Social Network Structure Rivals Smoking and Income as a Predictor of U.S. County Mortality

Published in SocArXiv, 2025

Recommended citation: Soria C, Feehan DM. Social Network Structure Rivals Smoking and Income as a Predictor of U.S. County Mortality. SocArXiv. 2025. https://osf.io/preprints/socarxiv/kvmx6_v2 https://osf.io/preprints/socarxiv/kvmx6_v2

Personal networks influence health and mortality at the individual level, but less is known about how population-scale social network structure relates to mortality.
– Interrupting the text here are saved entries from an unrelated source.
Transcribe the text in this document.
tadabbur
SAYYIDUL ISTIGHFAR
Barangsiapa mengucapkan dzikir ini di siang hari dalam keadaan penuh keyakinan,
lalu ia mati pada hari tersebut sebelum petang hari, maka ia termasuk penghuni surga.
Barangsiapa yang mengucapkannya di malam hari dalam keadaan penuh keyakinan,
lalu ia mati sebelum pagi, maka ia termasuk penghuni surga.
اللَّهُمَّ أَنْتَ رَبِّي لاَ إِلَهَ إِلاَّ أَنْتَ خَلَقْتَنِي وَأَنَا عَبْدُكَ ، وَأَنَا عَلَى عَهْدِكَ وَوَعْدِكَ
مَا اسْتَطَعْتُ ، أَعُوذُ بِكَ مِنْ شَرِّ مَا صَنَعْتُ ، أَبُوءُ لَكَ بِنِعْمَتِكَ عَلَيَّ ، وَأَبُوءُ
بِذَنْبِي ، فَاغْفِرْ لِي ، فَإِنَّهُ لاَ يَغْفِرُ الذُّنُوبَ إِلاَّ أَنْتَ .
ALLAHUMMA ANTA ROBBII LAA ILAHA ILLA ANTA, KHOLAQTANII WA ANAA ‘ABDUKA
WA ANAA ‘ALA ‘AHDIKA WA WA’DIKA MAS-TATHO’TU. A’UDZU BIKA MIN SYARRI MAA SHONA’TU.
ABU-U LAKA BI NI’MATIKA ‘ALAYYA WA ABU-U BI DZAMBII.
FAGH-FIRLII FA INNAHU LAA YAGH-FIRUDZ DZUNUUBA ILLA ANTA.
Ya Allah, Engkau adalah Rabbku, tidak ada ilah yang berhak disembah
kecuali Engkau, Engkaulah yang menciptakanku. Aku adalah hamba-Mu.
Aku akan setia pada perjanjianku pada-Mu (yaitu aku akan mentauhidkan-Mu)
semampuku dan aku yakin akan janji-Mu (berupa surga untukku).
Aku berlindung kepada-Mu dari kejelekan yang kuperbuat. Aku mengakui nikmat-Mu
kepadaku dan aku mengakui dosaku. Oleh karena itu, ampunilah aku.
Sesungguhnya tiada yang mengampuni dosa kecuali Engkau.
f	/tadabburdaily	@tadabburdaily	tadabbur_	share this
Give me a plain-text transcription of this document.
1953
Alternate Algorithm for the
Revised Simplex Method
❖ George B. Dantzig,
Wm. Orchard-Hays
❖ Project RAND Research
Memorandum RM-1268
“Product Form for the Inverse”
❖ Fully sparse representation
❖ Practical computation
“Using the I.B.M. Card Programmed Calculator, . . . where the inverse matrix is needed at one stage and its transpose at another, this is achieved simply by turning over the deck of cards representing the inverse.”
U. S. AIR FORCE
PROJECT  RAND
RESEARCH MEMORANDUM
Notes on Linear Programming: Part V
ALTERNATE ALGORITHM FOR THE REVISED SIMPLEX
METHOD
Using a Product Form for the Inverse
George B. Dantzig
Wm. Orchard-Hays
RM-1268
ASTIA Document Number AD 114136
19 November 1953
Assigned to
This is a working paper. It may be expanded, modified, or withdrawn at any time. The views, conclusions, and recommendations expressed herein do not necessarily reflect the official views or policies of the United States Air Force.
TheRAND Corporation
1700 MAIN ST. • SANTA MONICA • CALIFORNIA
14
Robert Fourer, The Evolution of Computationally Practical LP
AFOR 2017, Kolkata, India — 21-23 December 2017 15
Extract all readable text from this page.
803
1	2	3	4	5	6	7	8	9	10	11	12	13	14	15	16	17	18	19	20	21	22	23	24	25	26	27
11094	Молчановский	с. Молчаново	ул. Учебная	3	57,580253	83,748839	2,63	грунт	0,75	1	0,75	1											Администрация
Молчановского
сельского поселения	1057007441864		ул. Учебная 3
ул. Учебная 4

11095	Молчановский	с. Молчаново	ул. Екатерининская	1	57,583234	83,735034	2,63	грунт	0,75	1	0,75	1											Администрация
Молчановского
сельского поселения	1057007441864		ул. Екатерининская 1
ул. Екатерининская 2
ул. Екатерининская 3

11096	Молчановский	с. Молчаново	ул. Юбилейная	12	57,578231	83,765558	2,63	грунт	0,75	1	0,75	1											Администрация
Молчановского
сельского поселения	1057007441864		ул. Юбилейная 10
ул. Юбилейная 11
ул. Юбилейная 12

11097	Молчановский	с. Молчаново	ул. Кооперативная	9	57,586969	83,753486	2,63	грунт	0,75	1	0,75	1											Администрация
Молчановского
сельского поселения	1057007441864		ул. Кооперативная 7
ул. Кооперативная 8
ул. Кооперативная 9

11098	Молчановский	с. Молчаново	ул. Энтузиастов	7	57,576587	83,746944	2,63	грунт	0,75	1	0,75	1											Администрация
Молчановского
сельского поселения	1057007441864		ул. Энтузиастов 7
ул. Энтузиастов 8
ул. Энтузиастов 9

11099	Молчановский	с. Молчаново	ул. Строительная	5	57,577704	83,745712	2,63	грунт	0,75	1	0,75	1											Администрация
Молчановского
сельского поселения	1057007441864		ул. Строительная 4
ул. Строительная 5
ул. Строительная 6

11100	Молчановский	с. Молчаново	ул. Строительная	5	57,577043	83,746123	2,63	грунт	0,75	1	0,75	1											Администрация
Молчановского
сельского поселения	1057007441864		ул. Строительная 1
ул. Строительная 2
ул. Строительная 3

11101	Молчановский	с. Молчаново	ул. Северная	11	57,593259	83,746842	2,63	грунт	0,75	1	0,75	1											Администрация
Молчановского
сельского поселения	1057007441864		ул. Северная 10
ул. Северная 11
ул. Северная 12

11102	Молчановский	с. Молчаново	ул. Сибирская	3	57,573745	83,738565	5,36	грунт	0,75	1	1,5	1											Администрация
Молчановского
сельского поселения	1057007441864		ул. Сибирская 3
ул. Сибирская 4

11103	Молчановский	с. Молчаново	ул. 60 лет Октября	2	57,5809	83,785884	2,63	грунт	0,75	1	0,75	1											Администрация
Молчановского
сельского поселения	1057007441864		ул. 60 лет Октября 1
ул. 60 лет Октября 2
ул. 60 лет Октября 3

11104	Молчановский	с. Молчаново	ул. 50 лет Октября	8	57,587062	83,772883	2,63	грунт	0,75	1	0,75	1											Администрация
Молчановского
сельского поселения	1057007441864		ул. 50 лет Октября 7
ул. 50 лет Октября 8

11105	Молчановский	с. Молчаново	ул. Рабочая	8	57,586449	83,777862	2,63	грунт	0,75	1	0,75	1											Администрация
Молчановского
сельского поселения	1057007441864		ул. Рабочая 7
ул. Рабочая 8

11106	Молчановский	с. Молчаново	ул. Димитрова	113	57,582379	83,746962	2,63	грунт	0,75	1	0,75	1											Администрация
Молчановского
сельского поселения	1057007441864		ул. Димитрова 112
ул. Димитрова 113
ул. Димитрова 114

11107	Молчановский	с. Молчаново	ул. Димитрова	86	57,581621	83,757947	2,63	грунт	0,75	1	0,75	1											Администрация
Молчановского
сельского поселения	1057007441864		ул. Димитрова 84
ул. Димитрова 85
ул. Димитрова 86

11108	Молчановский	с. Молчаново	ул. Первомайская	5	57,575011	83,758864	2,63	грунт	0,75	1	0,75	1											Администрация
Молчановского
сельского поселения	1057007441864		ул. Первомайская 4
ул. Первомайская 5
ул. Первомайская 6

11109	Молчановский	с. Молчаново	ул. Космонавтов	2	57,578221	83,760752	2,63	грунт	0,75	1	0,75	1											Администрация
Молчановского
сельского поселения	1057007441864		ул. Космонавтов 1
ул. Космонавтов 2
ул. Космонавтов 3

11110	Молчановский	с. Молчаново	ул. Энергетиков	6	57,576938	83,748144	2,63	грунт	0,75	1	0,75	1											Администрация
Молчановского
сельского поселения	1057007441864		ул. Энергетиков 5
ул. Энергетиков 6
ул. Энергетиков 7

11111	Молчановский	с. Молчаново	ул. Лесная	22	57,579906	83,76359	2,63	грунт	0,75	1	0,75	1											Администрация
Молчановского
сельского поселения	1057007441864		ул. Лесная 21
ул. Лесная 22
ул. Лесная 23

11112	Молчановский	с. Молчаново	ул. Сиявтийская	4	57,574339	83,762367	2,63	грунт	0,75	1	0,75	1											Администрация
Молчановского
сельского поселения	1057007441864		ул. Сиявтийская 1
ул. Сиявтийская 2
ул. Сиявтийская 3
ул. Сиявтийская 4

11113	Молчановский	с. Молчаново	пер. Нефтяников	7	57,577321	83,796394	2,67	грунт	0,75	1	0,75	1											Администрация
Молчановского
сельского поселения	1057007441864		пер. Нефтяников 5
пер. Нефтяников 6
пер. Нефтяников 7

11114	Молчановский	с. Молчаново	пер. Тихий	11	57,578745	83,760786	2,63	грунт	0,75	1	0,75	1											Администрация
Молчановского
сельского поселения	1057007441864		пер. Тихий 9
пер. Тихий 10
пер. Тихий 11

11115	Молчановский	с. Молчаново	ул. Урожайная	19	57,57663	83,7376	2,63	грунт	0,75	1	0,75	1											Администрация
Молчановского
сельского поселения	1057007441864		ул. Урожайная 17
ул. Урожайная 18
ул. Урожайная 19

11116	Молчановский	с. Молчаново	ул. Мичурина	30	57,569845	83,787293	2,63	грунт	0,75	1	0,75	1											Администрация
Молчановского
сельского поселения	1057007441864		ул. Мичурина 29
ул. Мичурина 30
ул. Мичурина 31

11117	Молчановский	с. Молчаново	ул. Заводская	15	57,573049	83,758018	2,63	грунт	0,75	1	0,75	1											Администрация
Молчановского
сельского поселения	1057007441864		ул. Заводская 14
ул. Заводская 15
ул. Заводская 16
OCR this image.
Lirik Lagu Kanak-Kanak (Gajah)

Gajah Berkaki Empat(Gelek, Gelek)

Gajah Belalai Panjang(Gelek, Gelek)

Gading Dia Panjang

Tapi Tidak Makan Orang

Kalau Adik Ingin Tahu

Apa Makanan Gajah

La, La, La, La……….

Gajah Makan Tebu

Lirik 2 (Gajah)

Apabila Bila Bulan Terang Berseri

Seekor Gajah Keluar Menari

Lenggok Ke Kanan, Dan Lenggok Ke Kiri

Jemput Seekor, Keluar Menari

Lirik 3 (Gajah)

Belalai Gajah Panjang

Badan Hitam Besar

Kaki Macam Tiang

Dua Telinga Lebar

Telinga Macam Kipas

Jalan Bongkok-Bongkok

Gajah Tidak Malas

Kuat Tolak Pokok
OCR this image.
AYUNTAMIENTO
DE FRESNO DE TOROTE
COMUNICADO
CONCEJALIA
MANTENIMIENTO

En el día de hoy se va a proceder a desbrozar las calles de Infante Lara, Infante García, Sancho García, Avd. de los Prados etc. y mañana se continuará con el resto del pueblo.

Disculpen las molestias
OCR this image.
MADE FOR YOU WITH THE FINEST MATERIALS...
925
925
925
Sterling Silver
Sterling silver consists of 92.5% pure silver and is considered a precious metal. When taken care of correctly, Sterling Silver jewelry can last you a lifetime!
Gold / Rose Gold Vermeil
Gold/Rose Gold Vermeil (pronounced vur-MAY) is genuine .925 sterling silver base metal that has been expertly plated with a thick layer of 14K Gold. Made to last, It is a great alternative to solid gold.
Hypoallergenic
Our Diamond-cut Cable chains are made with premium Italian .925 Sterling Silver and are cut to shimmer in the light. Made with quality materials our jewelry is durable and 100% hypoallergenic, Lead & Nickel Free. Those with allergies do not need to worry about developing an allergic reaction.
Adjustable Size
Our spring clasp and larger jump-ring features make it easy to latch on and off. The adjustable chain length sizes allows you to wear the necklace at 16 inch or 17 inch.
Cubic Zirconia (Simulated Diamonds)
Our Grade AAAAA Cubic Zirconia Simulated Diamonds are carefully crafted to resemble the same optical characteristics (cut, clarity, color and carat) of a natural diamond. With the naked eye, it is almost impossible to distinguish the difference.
This study examines how US county-level social network structure relates to mortality disparities. Using measures from 21 billion Facebook friendships, we investigate how two structural features of population social networks – cohesiveness and diversity – are associated with age-standardized and age-specific mortality rates. Bivariate results show that measures of social network structure rival smoking rates, median income, and educational attainment in their association with mortality rates. Social network structure remains predictive of mortality even after controlling for traditional measures like socioeconomic status and rural/urban classification. Network diversity is associated with lower mortality in both bivariate and multivariate analyses. Network clustering is associated with higher mortality bivariately, but this association reverses after controlling for county-level demographic and socioeconomic factors, revealing a protective effect masked by confounding. Age-stratified analyses further complicate this picture, showing that clustering predicts lower mortality among adults aged 15-64 but higher mortality among those 70 and older. These findings highlight social network structure as an important dimension of place-based health disparities, one not fully captured by conventional measures of socioeconomic composition or spatial segregation.